For now we assume a project having only one executable target. The scheme is extended to multiple targets later.

To get this working we need a special built modules subdirectory. It is the responsibility of the build system to guarantee that every source file within a given build target is given the same directory via a command line argument.

For Clang this would mean that instead of specifying -fmodule-output=moddir/M0.pcm meaning "write the module to this file" you'd say -fmodule-output-dir=moddir meaning "I don't care what the name of the module is, just write it in the given directory using your own naming scheme". That directory is also implicitly used as a module import directory so any source file can do import foo for any module foo defined in the same target without any additional command line arguments. Other targets' module import dirs can be added with a separate command line argument (not specified here).

With this setup we don't need anything else. The command line arguments are always the same, the dependency scanner can detect when a file generates a module, what its output name and path is going to be and it can generate Ninja dyndep info to make compilations happen in the correct order. This is, more or less, how Fortran modules work and also how Meson's WIP module builder currently works. It has the added benefit that the scanner only invokes one process per build target, not one process per source file. You can only do this if the build system enforces that all sources within a target have the same command line arguments. Meson does this. CMake does not.

The scheme listed above has been tested for small projects but not at any sort of scale. No fundamental blockers to large scale use are known at this time but they might exist.

Multiple targets and subprojects

If you have a module executable A that uses module library B, you obviously need to compile all module producers of B before compiling any module consumers of A. You also need to tell A where the module files of B are.

The former is easy to do with phony targets if you are willing to tolerate that all compilations of B (but not linking) need to happen before any compilations of A. That causes a minor build time hit, but since one of the main features of modules were faster build times, you should still come out ahead.

There are two solutions to the latter.

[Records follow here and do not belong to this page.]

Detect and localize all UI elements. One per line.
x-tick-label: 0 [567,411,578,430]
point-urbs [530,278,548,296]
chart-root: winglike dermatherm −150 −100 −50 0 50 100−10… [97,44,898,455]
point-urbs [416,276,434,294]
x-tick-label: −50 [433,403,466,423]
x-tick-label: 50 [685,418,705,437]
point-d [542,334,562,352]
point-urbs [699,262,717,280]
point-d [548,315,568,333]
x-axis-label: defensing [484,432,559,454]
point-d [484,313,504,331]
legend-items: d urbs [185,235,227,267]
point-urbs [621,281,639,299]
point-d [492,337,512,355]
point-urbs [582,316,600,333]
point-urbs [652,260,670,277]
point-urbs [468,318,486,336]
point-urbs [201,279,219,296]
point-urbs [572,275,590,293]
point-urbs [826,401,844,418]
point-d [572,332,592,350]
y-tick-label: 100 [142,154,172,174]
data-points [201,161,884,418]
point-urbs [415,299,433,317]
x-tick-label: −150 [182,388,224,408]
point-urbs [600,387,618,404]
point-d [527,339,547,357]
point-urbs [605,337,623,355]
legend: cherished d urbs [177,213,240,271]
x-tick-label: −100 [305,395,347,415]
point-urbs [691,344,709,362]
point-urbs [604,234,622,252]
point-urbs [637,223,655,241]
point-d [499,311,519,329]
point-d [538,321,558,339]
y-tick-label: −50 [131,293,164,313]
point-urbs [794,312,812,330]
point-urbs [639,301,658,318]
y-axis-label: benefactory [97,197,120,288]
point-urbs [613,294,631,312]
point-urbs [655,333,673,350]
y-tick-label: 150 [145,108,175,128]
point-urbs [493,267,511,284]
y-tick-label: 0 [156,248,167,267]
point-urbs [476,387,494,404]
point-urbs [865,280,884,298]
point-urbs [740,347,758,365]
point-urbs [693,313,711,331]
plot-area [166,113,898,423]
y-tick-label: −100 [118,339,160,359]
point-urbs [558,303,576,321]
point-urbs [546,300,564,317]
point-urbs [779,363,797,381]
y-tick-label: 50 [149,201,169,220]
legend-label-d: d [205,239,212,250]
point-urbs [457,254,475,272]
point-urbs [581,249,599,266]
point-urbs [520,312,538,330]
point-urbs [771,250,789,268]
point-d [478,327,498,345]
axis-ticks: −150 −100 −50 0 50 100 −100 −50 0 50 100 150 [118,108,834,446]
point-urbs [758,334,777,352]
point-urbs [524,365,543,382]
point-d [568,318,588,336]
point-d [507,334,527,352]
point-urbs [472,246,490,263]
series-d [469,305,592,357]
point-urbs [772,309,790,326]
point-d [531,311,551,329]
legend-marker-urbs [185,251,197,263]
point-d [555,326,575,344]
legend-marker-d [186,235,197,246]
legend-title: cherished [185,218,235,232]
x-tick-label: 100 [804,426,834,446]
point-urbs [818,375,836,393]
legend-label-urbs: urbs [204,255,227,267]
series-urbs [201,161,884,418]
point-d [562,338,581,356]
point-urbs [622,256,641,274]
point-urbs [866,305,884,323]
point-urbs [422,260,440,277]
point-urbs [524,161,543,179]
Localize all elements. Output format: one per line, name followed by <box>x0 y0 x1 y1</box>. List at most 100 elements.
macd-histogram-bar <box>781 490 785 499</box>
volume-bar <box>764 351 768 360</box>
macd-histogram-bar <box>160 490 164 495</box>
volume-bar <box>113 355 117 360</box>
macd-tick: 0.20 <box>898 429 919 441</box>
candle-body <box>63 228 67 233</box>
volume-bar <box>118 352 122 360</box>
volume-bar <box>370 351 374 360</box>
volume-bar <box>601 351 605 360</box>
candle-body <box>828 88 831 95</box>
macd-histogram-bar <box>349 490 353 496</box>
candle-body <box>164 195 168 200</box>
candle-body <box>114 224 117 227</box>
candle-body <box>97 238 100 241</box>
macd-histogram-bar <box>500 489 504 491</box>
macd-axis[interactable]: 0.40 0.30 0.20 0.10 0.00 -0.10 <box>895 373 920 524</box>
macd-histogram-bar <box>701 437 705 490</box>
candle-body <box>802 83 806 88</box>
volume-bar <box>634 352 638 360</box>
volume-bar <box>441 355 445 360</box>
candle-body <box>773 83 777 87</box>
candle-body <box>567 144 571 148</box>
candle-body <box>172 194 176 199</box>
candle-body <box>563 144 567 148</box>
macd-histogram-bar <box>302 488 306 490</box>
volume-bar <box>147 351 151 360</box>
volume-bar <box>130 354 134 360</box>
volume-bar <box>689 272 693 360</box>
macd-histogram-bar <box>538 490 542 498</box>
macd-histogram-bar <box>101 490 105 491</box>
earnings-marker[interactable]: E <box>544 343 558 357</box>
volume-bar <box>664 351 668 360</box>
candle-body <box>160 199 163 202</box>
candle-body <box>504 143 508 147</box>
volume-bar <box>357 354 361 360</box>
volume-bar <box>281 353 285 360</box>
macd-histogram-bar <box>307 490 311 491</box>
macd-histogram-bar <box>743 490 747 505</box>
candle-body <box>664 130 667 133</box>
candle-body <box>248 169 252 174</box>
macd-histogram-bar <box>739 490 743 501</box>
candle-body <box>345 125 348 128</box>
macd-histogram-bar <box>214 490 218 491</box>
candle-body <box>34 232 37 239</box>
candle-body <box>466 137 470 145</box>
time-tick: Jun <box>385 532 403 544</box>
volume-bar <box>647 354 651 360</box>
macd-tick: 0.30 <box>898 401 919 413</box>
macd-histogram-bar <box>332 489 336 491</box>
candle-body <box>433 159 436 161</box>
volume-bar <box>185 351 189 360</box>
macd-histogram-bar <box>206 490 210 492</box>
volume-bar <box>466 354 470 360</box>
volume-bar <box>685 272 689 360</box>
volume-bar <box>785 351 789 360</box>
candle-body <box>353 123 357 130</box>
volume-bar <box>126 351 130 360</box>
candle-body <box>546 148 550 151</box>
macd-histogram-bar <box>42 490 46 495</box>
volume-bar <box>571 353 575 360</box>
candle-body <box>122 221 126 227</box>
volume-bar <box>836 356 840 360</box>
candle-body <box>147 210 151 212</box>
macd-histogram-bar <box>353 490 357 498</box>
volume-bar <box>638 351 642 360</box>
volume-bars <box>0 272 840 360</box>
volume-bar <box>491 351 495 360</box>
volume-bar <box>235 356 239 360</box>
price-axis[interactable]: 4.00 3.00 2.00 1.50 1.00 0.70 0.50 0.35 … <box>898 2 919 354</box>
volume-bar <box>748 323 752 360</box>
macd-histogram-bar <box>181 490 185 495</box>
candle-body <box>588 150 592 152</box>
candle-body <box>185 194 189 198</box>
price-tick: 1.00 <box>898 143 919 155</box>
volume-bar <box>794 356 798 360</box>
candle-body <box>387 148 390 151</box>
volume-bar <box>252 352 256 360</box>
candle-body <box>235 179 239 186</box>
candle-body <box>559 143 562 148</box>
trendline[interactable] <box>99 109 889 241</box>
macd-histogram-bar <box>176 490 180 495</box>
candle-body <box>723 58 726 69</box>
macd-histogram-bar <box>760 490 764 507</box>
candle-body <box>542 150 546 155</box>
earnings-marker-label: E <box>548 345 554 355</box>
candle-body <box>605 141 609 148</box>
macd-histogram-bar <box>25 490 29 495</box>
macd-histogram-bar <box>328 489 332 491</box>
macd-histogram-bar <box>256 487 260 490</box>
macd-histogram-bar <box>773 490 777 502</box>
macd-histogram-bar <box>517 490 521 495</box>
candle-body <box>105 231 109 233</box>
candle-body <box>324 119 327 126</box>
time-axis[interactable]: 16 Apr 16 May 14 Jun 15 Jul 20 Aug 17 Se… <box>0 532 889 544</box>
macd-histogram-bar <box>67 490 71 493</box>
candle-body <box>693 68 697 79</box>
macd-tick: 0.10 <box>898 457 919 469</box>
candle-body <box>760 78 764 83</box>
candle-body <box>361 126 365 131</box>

The first one is that when you add a link dependency of B to A, you also add its module output directory to the module input path of A. The other, and much simpler, solution is that the module output directory is shared between all build targets and subprojects within a single build tree. It could be called, for example, built-modules and be at the root dir of the build tree. The only real downside is that if your project defines a module with the same name in two different source files, there would be a clash. But if that is the case your build setup is broken already due to potential module-ODR violations, and bailing out is the sensible thing to do.


  1. Thanks for this post. It was the only thing I could find that would explain to me why clang tooling is breaking with the new CMake release. And the answer is that compile_commands.json as generated by cmake is not useful to other tools since it has these @modmap directives in them but only cmake generates those files (during compilation). Example bug as a result of this approach taken by CMake here:

    We can ignore the @modmap file arguments for now... but eventually code with modules will exist and then CMake's compile_commands.json will be even more insufficient to reproduce the compilation step.

    1. That is a very good point and one I had not even considered at all, though it is obvious in hindsight.